Collectibles, Cafés and Can’t-miss Museums are the highlights of this Louisiana history-filled outing.
Things to do and see
Herbert S. Ford Memorial Museum, Homer
Located in the Homer courthouse square, the Herbert S. Ford Memorial Museum displays the history of Claiborne Parish for all to see, including the influence of the oil boom and early pioneers of the land. And of course, you can’t have a Ford Museum without a Model T on display!

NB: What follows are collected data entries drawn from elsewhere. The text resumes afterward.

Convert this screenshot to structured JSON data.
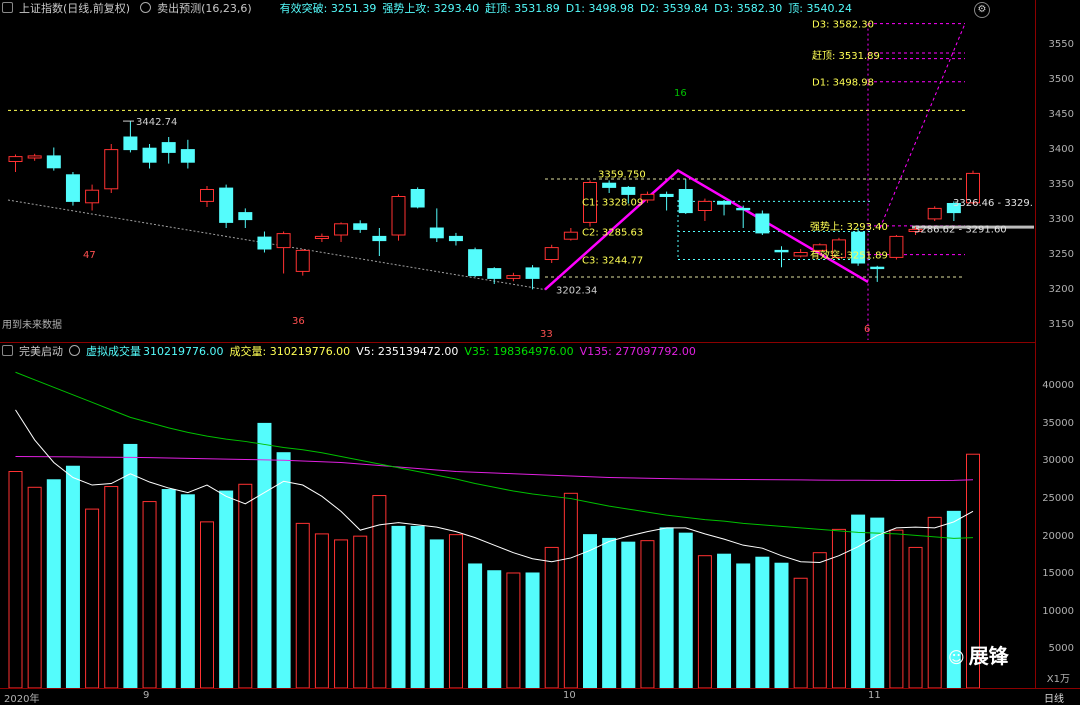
{
  "header": {
    "title": "上证指数(日线,前复权)",
    "indicator": "卖出预测(16,23,6)",
    "fields": [
      {
        "label": "有效突破",
        "value": "3251.39"
      },
      {
        "label": "强势上攻",
        "value": "3293.40"
      },
      {
        "label": "赶顶",
        "value": "3531.89"
      },
      {
        "label": "D1",
        "value": "3498.98"
      },
      {
        "label": "D2",
        "value": "3539.84"
      },
      {
        "label": "D3",
        "value": "3582.30"
      },
      {
        "label": "顶",
        "value": "3540.24"
      }
    ]
  },
  "price_axis": [
    "3550",
    "3500",
    "3450",
    "3400",
    "3350",
    "3300",
    "3250",
    "3200",
    "3150"
  ],
  "volume_header": {
    "indicator": "完美启动",
    "virtual_label": "虚拟成交量",
    "virtual_value": "310219776.00",
    "volume_label": "成交量",
    "volume_value": "310219776.00",
    "v5": "V5: 235139472.00",
    "v35": "V35: 198364976.00",
    "v135": "V135: 277097792.00"
  },
  "volume_axis": [
    "40000",
    "35000",
    "30000",
    "25000",
    "20000",
    "15000",
    "10000",
    "5000"
  ],
  "volume_unit": "X1万",
  "annotations": {
    "high_label": "3442.74",
    "low_label": "3202.34",
    "c1": "C1: 3328.09",
    "c2": "C2: 3285.63",
    "c3": "C3: 3244.77",
    "peak": "3359.750",
    "d1": "D1: 3498.98",
    "d3": "D3: 3582.30",
    "ganding": "赶顶: 3531.89",
    "qiangshi": "强势上: 3293.40",
    "youxiao": "有效突: 3251.89",
    "range1": "3326.46 - 3329.",
    "range2": "3286.62 - 3291.60",
    "count_47": "47",
    "count_36": "36",
    "count_33": "33",
    "count_16": "16",
    "count_6": "6",
    "future_note": "用到未来数据"
  },
  "bottom": {
    "year": "2020年",
    "m9": "9",
    "m10": "10",
    "m11": "11",
    "period": "日线"
  },
  "watermark": "展锋",
  "colors": {
    "up": "#ff3232",
    "down": "#54fcfc",
    "ma5": "#ffffff",
    "ma35": "#00c000",
    "ma135": "#e020e0",
    "yellow": "#ffff54",
    "magenta": "#ff00ff"
  },
  "chart_data": {
    "type": "candlestick",
    "candles": [
      {
        "o": 3385,
        "c": 3392,
        "h": 3395,
        "l": 3370
      },
      {
        "o": 3390,
        "c": 3393,
        "h": 3396,
        "l": 3386
      },
      {
        "o": 3393,
        "c": 3376,
        "h": 3405,
        "l": 3372
      },
      {
        "o": 3366,
        "c": 3328,
        "h": 3370,
        "l": 3322
      },
      {
        "o": 3326,
        "c": 3344,
        "h": 3352,
        "l": 3315
      },
      {
        "o": 3346,
        "c": 3402,
        "h": 3410,
        "l": 3340
      },
      {
        "o": 3420,
        "c": 3402,
        "h": 3442.74,
        "l": 3398
      },
      {
        "o": 3404,
        "c": 3384,
        "h": 3410,
        "l": 3375
      },
      {
        "o": 3412,
        "c": 3398,
        "h": 3420,
        "l": 3382
      },
      {
        "o": 3402,
        "c": 3384,
        "h": 3416,
        "l": 3375
      },
      {
        "o": 3328,
        "c": 3345,
        "h": 3350,
        "l": 3320
      },
      {
        "o": 3347,
        "c": 3298,
        "h": 3352,
        "l": 3290
      },
      {
        "o": 3312,
        "c": 3302,
        "h": 3318,
        "l": 3290
      },
      {
        "o": 3277,
        "c": 3260,
        "h": 3285,
        "l": 3255
      },
      {
        "o": 3262,
        "c": 3282,
        "h": 3285,
        "l": 3225
      },
      {
        "o": 3228,
        "c": 3258,
        "h": 3260,
        "l": 3222
      },
      {
        "o": 3275,
        "c": 3278,
        "h": 3282,
        "l": 3270
      },
      {
        "o": 3280,
        "c": 3296,
        "h": 3298,
        "l": 3270
      },
      {
        "o": 3296,
        "c": 3288,
        "h": 3301,
        "l": 3283
      },
      {
        "o": 3278,
        "c": 3272,
        "h": 3290,
        "l": 3250
      },
      {
        "o": 3280,
        "c": 3335,
        "h": 3338,
        "l": 3272
      },
      {
        "o": 3345,
        "c": 3320,
        "h": 3348,
        "l": 3318
      },
      {
        "o": 3290,
        "c": 3276,
        "h": 3318,
        "l": 3270
      },
      {
        "o": 3278,
        "c": 3272,
        "h": 3283,
        "l": 3265
      },
      {
        "o": 3259,
        "c": 3222,
        "h": 3262,
        "l": 3220
      },
      {
        "o": 3232,
        "c": 3218,
        "h": 3234,
        "l": 3210
      },
      {
        "o": 3218,
        "c": 3222,
        "h": 3226,
        "l": 3214
      },
      {
        "o": 3233,
        "c": 3218,
        "h": 3237,
        "l": 3202.34
      },
      {
        "o": 3245,
        "c": 3262,
        "h": 3266,
        "l": 3240
      },
      {
        "o": 3274,
        "c": 3284,
        "h": 3290,
        "l": 3272
      },
      {
        "o": 3298,
        "c": 3355,
        "h": 3358,
        "l": 3292
      },
      {
        "o": 3354,
        "c": 3348,
        "h": 3358,
        "l": 3340
      },
      {
        "o": 3348,
        "c": 3338,
        "h": 3350,
        "l": 3325
      },
      {
        "o": 3330,
        "c": 3338,
        "h": 3342,
        "l": 3326
      },
      {
        "o": 3338,
        "c": 3335,
        "h": 3342,
        "l": 3315
      },
      {
        "o": 3345,
        "c": 3312,
        "h": 3359.75,
        "l": 3310
      },
      {
        "o": 3315,
        "c": 3328,
        "h": 3332,
        "l": 3300
      },
      {
        "o": 3328,
        "c": 3324,
        "h": 3330,
        "l": 3308
      },
      {
        "o": 3318,
        "c": 3316,
        "h": 3322,
        "l": 3290
      },
      {
        "o": 3310,
        "c": 3283,
        "h": 3315,
        "l": 3280
      },
      {
        "o": 3258,
        "c": 3256,
        "h": 3264,
        "l": 3234
      },
      {
        "o": 3250,
        "c": 3255,
        "h": 3260,
        "l": 3248
      },
      {
        "o": 3258,
        "c": 3266,
        "h": 3268,
        "l": 3252
      },
      {
        "o": 3248,
        "c": 3273,
        "h": 3276,
        "l": 3246
      },
      {
        "o": 3284,
        "c": 3240,
        "h": 3290,
        "l": 3236
      },
      {
        "o": 3234,
        "c": 3232,
        "h": 3236,
        "l": 3213
      },
      {
        "o": 3248,
        "c": 3278,
        "h": 3280,
        "l": 3245
      },
      {
        "o": 3285,
        "c": 3288,
        "h": 3292,
        "l": 3280
      },
      {
        "o": 3303,
        "c": 3318,
        "h": 3321,
        "l": 3300
      },
      {
        "o": 3325,
        "c": 3312,
        "h": 3328,
        "l": 3300
      },
      {
        "o": 3326,
        "c": 3368,
        "h": 3372,
        "l": 3324
      }
    ],
    "volumes": [
      28800,
      26700,
      27700,
      29500,
      23800,
      26800,
      32400,
      24800,
      26400,
      25700,
      22100,
      26200,
      27100,
      35200,
      31300,
      21900,
      20500,
      19700,
      20200,
      25600,
      21500,
      21500,
      19700,
      20400,
      16500,
      15600,
      15300,
      15300,
      18700,
      25900,
      20400,
      19900,
      19400,
      19600,
      21300,
      20600,
      17600,
      17800,
      16500,
      17400,
      16600,
      14600,
      18000,
      21100,
      23000,
      22600,
      21000,
      18700,
      22700,
      23500,
      31100
    ],
    "up_flags": [
      1,
      1,
      0,
      0,
      1,
      1,
      0,
      1,
      0,
      0,
      1,
      0,
      1,
      0,
      0,
      1,
      1,
      1,
      1,
      1,
      0,
      0,
      0,
      1,
      0,
      0,
      1,
      0,
      1,
      1,
      0,
      0,
      0,
      1,
      0,
      0,
      1,
      0,
      0,
      0,
      0,
      1,
      1,
      1,
      0,
      0,
      1,
      1,
      1,
      0,
      1
    ],
    "ma5_vol": [
      37000,
      33000,
      30000,
      28000,
      27000,
      27200,
      28500,
      27400,
      26600,
      26000,
      27000,
      25500,
      24500,
      26000,
      27500,
      27000,
      25500,
      23500,
      21000,
      21700,
      22000,
      21700,
      21400,
      20800,
      20000,
      19000,
      18000,
      17200,
      16800,
      17300,
      18300,
      19500,
      20200,
      20800,
      21300,
      21300,
      20500,
      19800,
      19000,
      18600,
      17600,
      16800,
      16700,
      17600,
      18800,
      20300,
      21300,
      21400,
      21300,
      22100,
      23500
    ],
    "ma35_vol": [
      42000,
      41000,
      40000,
      39000,
      38000,
      37000,
      36000,
      35300,
      34600,
      34000,
      33500,
      33100,
      32800,
      32400,
      32000,
      31700,
      31300,
      30800,
      30300,
      29800,
      29300,
      28800,
      28300,
      27800,
      27200,
      26700,
      26200,
      25800,
      25500,
      25200,
      24700,
      24200,
      23800,
      23400,
      23000,
      22700,
      22400,
      22200,
      21900,
      21700,
      21500,
      21300,
      21100,
      20900,
      20700,
      20600,
      20500,
      20300,
      20100,
      19900,
      20000
    ],
    "ma135_vol": [
      30800,
      30780,
      30760,
      30740,
      30720,
      30700,
      30680,
      30650,
      30600,
      30550,
      30500,
      30450,
      30400,
      30350,
      30300,
      30200,
      30100,
      30000,
      29800,
      29600,
      29400,
      29200,
      29000,
      28800,
      28700,
      28600,
      28500,
      28400,
      28300,
      28200,
      28100,
      28000,
      27950,
      27900,
      27850,
      27800,
      27780,
      27760,
      27740,
      27720,
      27700,
      27680,
      27660,
      27640,
      27630,
      27620,
      27610,
      27600,
      27600,
      27620,
      27700
    ],
    "price_range": [
      3130,
      3590
    ],
    "volume_range": [
      0,
      43500
    ]
  }
}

Snyder Museum and Art Center, Bastrop
Walk through the carriage house that’s still furnished with antique farm tools and equipment, as well as a horse-drawn hearse, and see the Native American exhibit featuring Poverty Point, and pre-Columbian pottery at the Snyder Museum and Art Center. Just down the road, you’ll find the courthouse square of a farm town that has never lost its small-town spirit.

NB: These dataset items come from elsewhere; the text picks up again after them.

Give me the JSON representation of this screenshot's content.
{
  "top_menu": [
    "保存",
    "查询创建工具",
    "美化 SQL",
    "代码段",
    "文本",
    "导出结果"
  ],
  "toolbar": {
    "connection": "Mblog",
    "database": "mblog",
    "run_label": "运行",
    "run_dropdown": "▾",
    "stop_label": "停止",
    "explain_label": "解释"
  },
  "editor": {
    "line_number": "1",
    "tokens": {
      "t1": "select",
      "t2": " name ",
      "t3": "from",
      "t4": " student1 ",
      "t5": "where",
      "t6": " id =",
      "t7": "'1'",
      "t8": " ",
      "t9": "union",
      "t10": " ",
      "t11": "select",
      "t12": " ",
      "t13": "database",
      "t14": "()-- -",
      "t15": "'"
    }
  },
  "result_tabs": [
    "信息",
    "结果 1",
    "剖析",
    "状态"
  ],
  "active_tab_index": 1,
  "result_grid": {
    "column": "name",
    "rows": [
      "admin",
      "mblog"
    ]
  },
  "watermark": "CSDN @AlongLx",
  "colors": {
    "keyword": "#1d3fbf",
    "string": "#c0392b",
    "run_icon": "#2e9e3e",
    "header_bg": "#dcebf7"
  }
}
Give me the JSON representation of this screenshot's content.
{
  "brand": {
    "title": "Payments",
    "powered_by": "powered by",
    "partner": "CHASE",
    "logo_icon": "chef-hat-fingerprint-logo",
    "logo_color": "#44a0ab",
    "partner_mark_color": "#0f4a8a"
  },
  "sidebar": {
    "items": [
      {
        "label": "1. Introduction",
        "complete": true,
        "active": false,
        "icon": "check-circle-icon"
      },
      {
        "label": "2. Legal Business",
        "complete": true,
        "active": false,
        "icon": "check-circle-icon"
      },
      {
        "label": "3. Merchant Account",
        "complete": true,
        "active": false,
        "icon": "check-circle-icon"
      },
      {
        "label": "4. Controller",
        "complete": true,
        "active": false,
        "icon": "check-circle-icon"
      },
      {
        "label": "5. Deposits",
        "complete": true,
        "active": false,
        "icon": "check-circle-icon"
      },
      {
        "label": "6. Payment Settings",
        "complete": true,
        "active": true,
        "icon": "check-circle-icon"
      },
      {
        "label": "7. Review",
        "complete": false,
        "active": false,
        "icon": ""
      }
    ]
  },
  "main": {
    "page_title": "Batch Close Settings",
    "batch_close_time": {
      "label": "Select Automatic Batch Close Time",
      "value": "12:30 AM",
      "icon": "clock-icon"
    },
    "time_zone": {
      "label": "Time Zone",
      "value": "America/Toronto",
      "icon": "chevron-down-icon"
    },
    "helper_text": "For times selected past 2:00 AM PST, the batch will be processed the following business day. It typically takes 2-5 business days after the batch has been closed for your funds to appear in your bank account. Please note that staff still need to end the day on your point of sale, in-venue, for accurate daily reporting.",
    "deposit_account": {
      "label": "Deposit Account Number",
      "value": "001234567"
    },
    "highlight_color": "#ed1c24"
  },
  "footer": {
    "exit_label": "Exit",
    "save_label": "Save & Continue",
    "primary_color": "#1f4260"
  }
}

Bayou Teche Museum, New Iberia
Sitting right on this Louisiana historic Main Street in New Iberia and just steps from the Bayou Teche that allowed settlers to flourish in the area, the Bayou Teche Museum is an incredible snapshot of Acadian life. Exhibits range from Blue Dog paintings to local legends and myths to the delivery of mail via steamboat on the bayou.
You Gotta Eat Here
Grapevine Café & Gallery, Donaldsonville
With its artistic and quirky atmosphere, the Grapevine Café charms you from the moment you walk in the door but the African and Creole dishes will keep you wanting more. Stick around for the live music from local and upcoming artists of all different genres.
Hazel’s Tea Parlor, Leesville
Though you can’t beat a glass of southern sweet iced tea, Hazel’s Tea Parlor invites visitors to attend a proper tea party. Come hungry to sample soups and sandwiches that are sure to pair well with any flavor of tea you like. After, you can walk off your lunch at this Louisiana restaurant and take in the Classical Revival architecture of the parish courthouse.
A-Bear’s Café, Houma
Serving up Cajun food for more than 50 years, A-Bear's Café in Houma has been called a “must visit” for home-style south Louisiana cooking by many visitors. Where else can you get all-you-can-eat catfish and live music on Fridays?

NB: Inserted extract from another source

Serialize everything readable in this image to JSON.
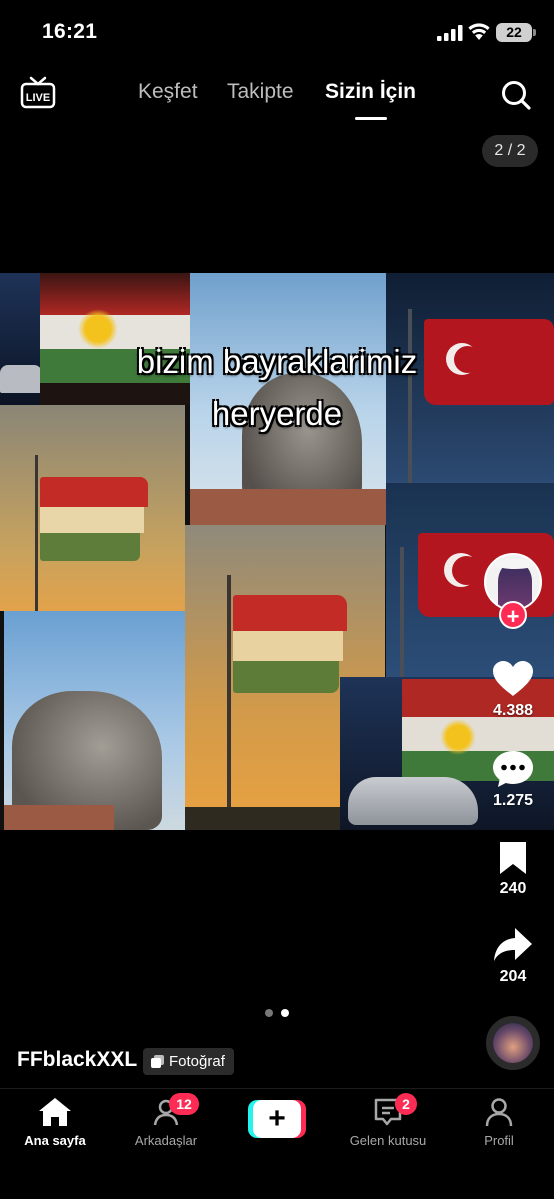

Billy’s Boudin, Scott and Opelousas
You almost don’t talk about boudin around here, without mentioning Billy's Boudin. Their boudin – original, smoked, or crawfish – is pretty legendary, as is their cracklins and smoked sausage. And if you have an envie (what we call a strong craving) after you get home, this Louisiana shop will ship your items around the country!
Wander through the W.H. Tupper Museum.
Grab a bite of delicious Billy's Boudin.
Learn about Acadian life at the Bayou Teche Museum.
Explore the Depot Gift Shop.
Let's go shopping
Spotted Cat Antiques, Opelousas
It’s not easy to spot everything the Spotted Cat has to offer in one visit! You will find everything from vintage collectibles and sports memorabilia to seasoned cast iron skillets that make your cooking taste like grandma’s Sunday dinner. Don’t shop ‘til you drop, because you’ll want to walk downtown to see the courthouse square in Opelousas that once acted as the halfway point on the historic trading route between New Orleans and Natchitoches.
The Depot Gift Shop, Abbeville
Gander at all the timeless treasures that await inside The Depot Gift Shop housed in an 1894 restored freight depot in this Louisiana shop where you can find art, gifts and Cajun merchandise, before slipping into the two cabooses that contain railroad memorabilia.
Bring the kids along
Bayou Terrebonne Waterlife Museum, Houma
Just a block away from Houma’s historic courthouse square lies the Bayou Terrebonne Waterlife Museum, and there’s no better place to learn about the bayou than on a Louisiana bayou. The museum features the unique culture, as well as the impact the marshlands have on the environment. If you drop by on a Tuesday, you’ll experience a local Cajun band as lagniappe!
Bayou Country Children’s Museum, Thibodaux
Bayou Country Children’s Museum is an immersive experience into south Louisiana life for your young ones. They’ll learn as they play on a full-size sugarcane harvester, toss beads from a Mardi Gras float, climb aboard a shrimp boat and a 2-story oil platform and more!
W.H. Tupper Museum, Jennings
Housed in the former Tupper General Store in Jennings, the W.H. Tupper Museum presents early twentieth century life in rural Louisiana. General stores were the place where rural people picked up mail, caught up on local news and wished for toys, in addition to buying groceries. And get a look at pre-cell phone days at the Louisiana Telephone Pioneer Museum, in the same building.